Pandas, like vegans, could rule the world if they just ate better
Pandas and vegans have a lot in common. Most notably, they’re never going to be the ones to take over the world.
To be a ruling species, you have to be able to have a diverse habitat, varied diet and procreate proficiently. Pandas and vegans aren’t good at any of these.
Any nature show on them will tell you, pandas have a difficult time breeding, thus the slow decrease in population over the past several decades (until humans stepped in). It seems their hormones are a bit jacked, too, so breeding and baby raising aren’t going so well. Plus, they’re so specialized in their diets, desperately needing bamboo to stay alive, the unfortunate fallout of a disappearing habitat means food is sparse.
And no, vegans aren’t dining exclusively on bamboo like pandas, but they are trying to subsist on nutritionally deficient vegetables, fruit, grains and sugar. Either scenario, panda or vegan, doesn’t show a promising future.
The vegan diet has no chance of actually being “healthy” without proper supplementation. To start, there’s Vitamin B-12. You can’t get that from plants. B-12 (cobalamin) is made in the gut of animals and cannot be obtained from greens. Because of what they are, plants have zero need for B-12 — so they have no need to store it. The vitamin is found exclusively in animal products like liver, shellfish, fish, beef, dairy and eggs.
Though some will claim B-12 can be obtained by eating seaweed, fermented soy, spirulina or brewer’s yeast, sadly, this isn’t true.
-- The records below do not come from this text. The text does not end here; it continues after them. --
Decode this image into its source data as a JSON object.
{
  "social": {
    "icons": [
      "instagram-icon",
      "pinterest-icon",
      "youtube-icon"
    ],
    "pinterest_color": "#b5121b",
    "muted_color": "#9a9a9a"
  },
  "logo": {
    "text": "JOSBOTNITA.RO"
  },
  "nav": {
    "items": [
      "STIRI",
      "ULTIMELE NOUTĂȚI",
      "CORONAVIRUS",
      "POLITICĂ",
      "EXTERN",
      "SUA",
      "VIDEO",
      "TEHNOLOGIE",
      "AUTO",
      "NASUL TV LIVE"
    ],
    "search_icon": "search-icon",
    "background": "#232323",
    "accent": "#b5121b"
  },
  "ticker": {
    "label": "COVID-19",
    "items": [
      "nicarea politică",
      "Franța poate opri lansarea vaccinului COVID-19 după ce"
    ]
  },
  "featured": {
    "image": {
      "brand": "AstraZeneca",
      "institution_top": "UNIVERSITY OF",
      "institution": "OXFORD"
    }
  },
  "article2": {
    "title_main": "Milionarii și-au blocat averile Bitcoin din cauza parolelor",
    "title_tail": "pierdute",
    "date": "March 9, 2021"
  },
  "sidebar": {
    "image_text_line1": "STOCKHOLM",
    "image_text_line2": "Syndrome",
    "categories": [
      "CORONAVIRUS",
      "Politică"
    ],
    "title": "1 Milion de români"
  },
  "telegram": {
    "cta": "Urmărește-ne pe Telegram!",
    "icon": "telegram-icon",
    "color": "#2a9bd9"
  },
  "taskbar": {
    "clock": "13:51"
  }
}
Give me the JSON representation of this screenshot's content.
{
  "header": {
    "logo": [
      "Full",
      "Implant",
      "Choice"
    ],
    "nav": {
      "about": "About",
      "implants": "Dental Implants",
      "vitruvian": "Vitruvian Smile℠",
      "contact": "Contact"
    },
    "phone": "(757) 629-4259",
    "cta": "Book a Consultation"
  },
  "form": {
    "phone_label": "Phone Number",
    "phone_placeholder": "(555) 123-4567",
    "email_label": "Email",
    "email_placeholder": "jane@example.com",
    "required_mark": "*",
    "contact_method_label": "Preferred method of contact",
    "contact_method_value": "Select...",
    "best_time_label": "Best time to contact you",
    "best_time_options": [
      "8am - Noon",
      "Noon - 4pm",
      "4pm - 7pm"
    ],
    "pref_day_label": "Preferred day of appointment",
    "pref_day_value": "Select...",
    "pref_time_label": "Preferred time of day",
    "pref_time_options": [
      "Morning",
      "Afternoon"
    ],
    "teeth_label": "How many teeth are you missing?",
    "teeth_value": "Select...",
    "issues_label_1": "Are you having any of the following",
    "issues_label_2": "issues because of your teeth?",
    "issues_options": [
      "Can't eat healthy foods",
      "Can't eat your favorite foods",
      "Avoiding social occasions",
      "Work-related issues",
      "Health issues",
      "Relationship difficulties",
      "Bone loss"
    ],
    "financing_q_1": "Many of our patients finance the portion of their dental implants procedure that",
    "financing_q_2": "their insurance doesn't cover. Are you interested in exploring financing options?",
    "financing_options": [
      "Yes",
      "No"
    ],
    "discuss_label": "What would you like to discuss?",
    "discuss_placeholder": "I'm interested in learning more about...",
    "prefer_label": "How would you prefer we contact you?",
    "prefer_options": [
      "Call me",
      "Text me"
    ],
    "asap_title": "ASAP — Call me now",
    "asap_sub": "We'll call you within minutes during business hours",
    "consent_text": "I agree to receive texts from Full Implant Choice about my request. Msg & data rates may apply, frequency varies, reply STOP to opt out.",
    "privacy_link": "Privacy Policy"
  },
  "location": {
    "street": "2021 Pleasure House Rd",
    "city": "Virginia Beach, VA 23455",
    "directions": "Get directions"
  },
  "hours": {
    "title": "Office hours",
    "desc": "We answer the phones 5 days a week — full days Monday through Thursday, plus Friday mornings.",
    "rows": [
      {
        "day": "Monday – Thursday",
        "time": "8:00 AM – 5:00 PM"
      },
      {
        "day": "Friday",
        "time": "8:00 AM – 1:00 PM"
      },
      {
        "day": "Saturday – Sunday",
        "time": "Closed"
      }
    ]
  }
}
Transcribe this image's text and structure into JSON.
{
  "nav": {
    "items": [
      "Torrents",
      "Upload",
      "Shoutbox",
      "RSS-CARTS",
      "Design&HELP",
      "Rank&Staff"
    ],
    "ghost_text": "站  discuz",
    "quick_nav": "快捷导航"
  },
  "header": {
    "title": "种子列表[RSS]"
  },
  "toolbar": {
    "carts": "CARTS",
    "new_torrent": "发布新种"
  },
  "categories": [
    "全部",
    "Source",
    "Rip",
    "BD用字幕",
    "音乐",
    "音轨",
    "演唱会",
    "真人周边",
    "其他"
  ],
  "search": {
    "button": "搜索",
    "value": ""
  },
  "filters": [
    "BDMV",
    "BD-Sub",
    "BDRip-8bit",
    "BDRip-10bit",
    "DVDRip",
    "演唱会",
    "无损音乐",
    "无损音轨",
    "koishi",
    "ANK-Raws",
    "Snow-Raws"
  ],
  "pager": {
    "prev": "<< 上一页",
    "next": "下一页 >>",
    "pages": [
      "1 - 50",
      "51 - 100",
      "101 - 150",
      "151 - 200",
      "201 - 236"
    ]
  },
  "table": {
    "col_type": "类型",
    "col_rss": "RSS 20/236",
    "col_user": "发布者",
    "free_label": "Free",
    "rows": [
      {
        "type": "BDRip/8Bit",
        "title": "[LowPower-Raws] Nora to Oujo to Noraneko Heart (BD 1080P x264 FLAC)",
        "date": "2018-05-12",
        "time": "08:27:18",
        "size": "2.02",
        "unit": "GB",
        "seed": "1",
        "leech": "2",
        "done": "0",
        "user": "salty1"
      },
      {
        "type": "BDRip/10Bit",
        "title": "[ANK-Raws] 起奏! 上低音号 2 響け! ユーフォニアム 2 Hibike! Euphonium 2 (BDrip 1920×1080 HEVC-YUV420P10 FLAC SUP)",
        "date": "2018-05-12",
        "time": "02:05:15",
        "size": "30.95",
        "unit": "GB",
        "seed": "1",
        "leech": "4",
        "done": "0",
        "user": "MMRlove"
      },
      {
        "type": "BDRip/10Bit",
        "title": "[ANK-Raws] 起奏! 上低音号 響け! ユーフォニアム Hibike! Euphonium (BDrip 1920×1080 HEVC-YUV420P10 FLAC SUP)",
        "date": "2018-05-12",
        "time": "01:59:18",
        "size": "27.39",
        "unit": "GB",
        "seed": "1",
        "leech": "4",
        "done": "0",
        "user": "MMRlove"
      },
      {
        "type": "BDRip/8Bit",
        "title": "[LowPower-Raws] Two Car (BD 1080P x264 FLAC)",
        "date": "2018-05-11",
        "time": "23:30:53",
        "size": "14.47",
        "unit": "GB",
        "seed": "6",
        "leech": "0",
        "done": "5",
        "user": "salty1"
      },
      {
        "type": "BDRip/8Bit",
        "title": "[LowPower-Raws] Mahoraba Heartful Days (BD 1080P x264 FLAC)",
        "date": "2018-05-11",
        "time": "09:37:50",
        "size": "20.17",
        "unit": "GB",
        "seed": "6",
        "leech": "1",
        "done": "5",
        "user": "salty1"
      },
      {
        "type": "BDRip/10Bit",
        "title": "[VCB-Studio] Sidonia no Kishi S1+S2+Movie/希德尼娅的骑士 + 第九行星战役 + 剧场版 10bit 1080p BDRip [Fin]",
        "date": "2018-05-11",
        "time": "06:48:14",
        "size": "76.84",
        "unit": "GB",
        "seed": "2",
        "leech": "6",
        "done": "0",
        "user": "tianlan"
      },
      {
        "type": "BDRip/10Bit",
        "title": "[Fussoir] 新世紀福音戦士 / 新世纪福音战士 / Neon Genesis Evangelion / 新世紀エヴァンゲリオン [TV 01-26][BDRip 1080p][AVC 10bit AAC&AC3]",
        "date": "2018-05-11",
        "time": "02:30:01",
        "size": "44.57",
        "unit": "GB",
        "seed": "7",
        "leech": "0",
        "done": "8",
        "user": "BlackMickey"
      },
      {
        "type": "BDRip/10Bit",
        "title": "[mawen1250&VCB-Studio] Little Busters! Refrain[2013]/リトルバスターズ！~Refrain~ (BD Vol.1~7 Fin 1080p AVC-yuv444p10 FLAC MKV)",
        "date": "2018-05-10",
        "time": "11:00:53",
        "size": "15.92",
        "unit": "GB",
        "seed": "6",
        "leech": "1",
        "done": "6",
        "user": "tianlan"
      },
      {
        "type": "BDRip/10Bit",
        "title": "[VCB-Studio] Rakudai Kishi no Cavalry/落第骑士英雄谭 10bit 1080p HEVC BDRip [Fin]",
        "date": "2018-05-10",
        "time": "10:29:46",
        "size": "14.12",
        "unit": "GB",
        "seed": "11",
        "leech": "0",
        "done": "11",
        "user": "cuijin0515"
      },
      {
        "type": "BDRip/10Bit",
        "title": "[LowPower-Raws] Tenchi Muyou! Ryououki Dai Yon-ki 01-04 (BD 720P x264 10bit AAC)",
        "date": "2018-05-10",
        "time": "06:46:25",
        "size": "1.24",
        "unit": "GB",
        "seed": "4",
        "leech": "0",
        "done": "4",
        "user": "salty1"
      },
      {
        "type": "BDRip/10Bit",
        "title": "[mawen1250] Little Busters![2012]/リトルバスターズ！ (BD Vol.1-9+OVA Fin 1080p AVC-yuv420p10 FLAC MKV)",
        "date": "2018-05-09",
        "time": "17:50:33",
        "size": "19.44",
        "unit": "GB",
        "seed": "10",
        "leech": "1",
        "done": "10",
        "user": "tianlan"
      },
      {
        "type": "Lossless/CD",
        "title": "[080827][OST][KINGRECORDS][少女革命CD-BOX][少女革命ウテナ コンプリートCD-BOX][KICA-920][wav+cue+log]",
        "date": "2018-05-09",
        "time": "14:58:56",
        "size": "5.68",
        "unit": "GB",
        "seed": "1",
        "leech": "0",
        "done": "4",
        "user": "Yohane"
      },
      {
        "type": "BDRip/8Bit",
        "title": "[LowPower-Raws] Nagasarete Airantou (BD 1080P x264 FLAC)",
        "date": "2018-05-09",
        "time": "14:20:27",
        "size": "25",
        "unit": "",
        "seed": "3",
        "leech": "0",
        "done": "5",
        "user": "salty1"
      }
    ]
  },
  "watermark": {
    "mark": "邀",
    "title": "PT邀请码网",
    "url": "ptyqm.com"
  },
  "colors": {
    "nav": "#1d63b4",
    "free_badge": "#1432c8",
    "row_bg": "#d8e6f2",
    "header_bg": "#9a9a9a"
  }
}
Those that are noted as containing B-12, in reality, only contain B-12 analogs, called cobamides. Those actually block the intake of and increase the need for true B-12.
The myth is detrimental for those already B-12 deficient, often resulting in health problems such as anemia, neurological and psychiatric problems, fatigue and weakness, and loss of memory. These effects are even more damaging on a growing child.
When it comes to supplements, it’s a game of hit or miss.
Protein is another issue that comes up when talking about veganism. It’s made up of amino acids, including the essential ones our bodies can’t make. Animal products contain these amino acids and satisfy a body’s needs. Vegans tend to lean on the argument of plants containing protein. That fact is true, but they aren’t complete proteins.
It is possible to mix and match certain legumes and vegetables to get complete proteins, however the effort takes viable research on which foods contain which amino acids and in what doses. Getting the exact right amino acids in the exact right dose, is difficult, though not entirely impossible.
It’s important everyone gets the appropriate proteins in order to grow, repair, and function properly. Again, this is even more critical for growing fetuses. In fact, not enough protein in the womb leads to long-term health consequences for babies.
And then there’s tofu, said to be a complete protein. A main issue with soy though, is that it contains phytoestrogens, known to cause endocrine system disruption. Not good.
In the western part of the world, many have access to, well, just about anything. So, the idea of supplementing the nutrient deficient vegan body to good health is always touted as an option. However, just like trying to grow pandas in captivity, it doesn’t always go according to plan. Eating crappy and attempting to supplement your way through it, there are things to take into account.
When it comes to supplements, it’s a game of hit or miss. Supplement companies have unreliable sourcing, contaminated products and non-absorbable forms they often use. Also, you yourself may be taking the wrong dose resulting in too little (deficiencies) or too much (toxicity). Plus, knowing which vitamins and minerals interfere with one another or certain health conditions or medications is important (although certain foods can do this too, just to a lesser extent).
Let’s not forget, paying for all those supplements is insane, and leaves little room for error.
If going vegan is a healthy choice you’re considering, think of the fact you may be setting up for critical nutrient deficiencies that can impair physical and mental function. Not having adequate levels of these critical vitamins and minerals means bodies can’t produce hormones needed that are vital for everything — they regulate the body, needed for getting up in the morning, to eat, to fight off disease and create little versions of ourselves.
If we’re not making healthy babies with strong hormone profiles, we aren’t making a lasting species — no better off than pandas.
Being vegan, or Chinese bear, isn’t a quick ticket to health. Choose what you want, but do so with caution and an understanding evolution probably has it right and Morrissey probably doesn’t.